‘Most TB deaths due to dropping out of treatment programme’

5,660 new patients registered during 2010; TB completely curable but requires proper treatment, care and attention.


Ppi November 11, 2010

SIALKOT: “There is a need to raise awareness among people that tuberculosis (TB) is curable but that it requires an eight-month long treatment. Most people die due to TB because they leave their treatment midway,” Dr Nadeem Nazeer, the Sialkot TB programme in-charge, said on Wednesday.

He was addressing an anti-TB awareness raising session. The session was organised by the Health Department in collaboration with the Mercy Corps Pakistan, a non-governmental organisation.

“TB is 100 per cent curable but it requires complete treatment, proper care and attention,” he said, adding, that with the growing number of patients, the disease had been declared a national emergency.

He said that a TB patient left untreated on average ended up spreading the disease among 15 people.

He told the attendants that the Sialkot Health Department registered 5,660 new TB patients from January to September.

He said that the actual number of TB patients in the district could be higher as 5,660 was only the number of patients registered with the public hospitals. He said that more people with TB symptoms were now consulting the hospitals as a result of several public awareness campaigns.

Of the total, he said, 1,818 were patients were registered during the first quarter (from January to March), 2,000 during the second (from April to June) and 1,850 during the third (from July to September).

Dr Nazeer said that a total of 10 patients, most of them males, died because they had opted out of the treatment. He said that recovery rate of TB patients in the districts was around 96 per cent, while default rate (the rate of patients who quit treatment midway) was 3 per cent.

He said that TB was among the most common diseases in prisoners. He said so far nine TB cases had been reported in the Sialkot district jail.

He said that the district Health Department had recently launched the Directly Observed Treatment Short-Course (DOTS) in the district jail to raise awareness about the disease. The inmates with TB symptoms are being provided with free-of-charge medicines under the DOTS programme, he added.

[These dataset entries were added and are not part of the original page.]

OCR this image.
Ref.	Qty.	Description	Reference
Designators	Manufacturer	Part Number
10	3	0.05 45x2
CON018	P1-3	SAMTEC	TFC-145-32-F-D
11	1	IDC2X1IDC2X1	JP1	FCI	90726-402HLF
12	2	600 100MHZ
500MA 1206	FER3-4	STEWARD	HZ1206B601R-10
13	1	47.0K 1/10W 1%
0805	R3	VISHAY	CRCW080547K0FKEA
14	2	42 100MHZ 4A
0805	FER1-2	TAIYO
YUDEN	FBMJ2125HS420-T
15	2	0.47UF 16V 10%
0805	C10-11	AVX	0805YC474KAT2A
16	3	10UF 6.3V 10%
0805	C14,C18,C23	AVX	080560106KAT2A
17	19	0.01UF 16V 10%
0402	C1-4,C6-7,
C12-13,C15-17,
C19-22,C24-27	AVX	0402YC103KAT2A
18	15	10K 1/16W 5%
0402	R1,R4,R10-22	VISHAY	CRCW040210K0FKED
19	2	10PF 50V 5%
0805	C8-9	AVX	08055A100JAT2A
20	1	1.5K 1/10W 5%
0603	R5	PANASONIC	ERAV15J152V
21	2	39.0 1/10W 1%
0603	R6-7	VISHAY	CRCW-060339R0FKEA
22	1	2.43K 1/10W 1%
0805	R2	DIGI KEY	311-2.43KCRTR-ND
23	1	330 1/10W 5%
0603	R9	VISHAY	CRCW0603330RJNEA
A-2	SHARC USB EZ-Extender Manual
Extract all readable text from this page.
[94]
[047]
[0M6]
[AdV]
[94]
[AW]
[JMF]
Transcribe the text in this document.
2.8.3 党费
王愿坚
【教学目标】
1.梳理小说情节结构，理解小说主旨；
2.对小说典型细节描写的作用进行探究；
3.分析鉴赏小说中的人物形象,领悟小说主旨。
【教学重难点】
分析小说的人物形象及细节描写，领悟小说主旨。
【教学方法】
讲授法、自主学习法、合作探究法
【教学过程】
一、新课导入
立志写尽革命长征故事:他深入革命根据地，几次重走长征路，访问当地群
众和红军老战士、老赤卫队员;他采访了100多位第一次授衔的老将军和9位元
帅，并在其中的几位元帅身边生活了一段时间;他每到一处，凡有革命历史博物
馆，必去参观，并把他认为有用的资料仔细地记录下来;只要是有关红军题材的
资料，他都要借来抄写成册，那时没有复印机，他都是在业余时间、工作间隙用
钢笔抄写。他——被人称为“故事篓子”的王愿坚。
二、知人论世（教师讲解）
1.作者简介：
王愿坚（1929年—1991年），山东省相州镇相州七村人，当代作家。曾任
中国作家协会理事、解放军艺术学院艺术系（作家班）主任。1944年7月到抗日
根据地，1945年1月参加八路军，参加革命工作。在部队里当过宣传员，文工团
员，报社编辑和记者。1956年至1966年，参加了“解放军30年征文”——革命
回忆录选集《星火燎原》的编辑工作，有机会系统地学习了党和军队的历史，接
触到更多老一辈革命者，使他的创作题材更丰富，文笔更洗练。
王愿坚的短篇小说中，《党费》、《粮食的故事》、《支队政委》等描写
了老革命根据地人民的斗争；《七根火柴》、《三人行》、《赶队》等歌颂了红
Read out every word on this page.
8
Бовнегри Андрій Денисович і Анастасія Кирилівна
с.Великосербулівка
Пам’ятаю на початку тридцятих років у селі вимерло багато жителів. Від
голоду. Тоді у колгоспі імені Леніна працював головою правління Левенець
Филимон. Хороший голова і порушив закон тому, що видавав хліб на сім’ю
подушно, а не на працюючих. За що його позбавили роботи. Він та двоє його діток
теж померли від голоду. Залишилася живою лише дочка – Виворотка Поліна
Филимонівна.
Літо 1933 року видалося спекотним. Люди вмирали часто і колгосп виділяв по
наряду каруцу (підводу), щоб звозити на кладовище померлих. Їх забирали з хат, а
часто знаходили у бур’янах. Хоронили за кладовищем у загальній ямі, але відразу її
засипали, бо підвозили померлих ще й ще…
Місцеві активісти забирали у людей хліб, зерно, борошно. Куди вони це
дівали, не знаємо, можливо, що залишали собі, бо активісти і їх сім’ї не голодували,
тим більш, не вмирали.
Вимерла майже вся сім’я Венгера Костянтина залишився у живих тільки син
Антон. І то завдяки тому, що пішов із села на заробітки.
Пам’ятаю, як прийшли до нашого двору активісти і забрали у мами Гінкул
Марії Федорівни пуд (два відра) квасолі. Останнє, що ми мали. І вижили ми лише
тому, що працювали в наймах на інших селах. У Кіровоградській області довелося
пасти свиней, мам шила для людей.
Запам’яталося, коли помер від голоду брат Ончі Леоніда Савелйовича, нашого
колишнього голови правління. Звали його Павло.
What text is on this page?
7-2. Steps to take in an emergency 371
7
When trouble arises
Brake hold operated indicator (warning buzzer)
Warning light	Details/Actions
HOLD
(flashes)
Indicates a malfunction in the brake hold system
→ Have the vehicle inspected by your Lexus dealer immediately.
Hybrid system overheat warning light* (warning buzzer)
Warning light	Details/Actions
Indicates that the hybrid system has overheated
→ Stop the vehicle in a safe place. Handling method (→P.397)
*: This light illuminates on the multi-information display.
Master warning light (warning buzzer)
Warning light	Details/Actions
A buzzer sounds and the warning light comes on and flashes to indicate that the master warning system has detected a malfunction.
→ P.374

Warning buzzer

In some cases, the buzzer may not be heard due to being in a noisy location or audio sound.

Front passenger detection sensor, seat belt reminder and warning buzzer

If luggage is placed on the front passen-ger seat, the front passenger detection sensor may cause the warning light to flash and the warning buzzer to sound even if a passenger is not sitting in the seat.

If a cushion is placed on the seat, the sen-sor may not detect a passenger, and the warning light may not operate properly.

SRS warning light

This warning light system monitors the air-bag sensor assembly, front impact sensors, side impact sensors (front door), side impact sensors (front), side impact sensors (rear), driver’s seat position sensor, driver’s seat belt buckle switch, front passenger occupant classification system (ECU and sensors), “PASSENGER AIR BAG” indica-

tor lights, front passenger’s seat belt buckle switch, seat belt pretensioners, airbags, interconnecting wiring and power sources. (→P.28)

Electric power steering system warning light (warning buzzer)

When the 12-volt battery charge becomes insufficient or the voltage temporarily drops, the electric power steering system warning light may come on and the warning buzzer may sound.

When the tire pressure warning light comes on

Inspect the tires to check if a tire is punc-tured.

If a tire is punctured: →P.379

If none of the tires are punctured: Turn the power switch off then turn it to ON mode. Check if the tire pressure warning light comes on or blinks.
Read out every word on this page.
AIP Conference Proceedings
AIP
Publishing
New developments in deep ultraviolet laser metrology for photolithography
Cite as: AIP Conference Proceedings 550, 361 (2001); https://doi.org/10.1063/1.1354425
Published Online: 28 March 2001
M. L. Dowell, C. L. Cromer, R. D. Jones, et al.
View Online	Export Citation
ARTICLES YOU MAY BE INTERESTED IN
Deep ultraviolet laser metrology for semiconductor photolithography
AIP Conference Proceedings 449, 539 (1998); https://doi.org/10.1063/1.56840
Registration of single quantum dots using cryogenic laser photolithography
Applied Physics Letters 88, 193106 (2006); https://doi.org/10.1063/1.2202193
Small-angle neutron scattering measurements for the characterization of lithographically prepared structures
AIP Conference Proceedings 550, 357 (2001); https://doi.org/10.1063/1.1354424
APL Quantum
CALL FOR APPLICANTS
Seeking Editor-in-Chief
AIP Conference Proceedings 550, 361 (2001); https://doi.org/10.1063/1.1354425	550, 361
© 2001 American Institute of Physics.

He said that there were 16 diagnostic and 100 treatment centres for the disease across the four tehsils of the district. He said that the World Health Organisation (WHO) was providing free-of charge medicines in these centres for the complete eight-month long TB treatment course.

He said that under WHO recommendations, one person needs to be attached with TB patients as their treatment supporter.

Besides, he said, all family members of the patients have to be examined for the occurrence of the disease.

Mercy Corps Pakistan coordinator, Liaqat Khan, said that every passing second was increasing a TB patient in the world. He said that about 8,000 people were dying every day due to the disease. The death rate per annum, he said, was up to 3 billion people.

He said that this number was much higher than the number of people dying annually due to AIDS or malaria. He said that Pakistan currently stood 8th in the world for the number of TB patients.

Published in The Express Tribune, November 11th, 2010.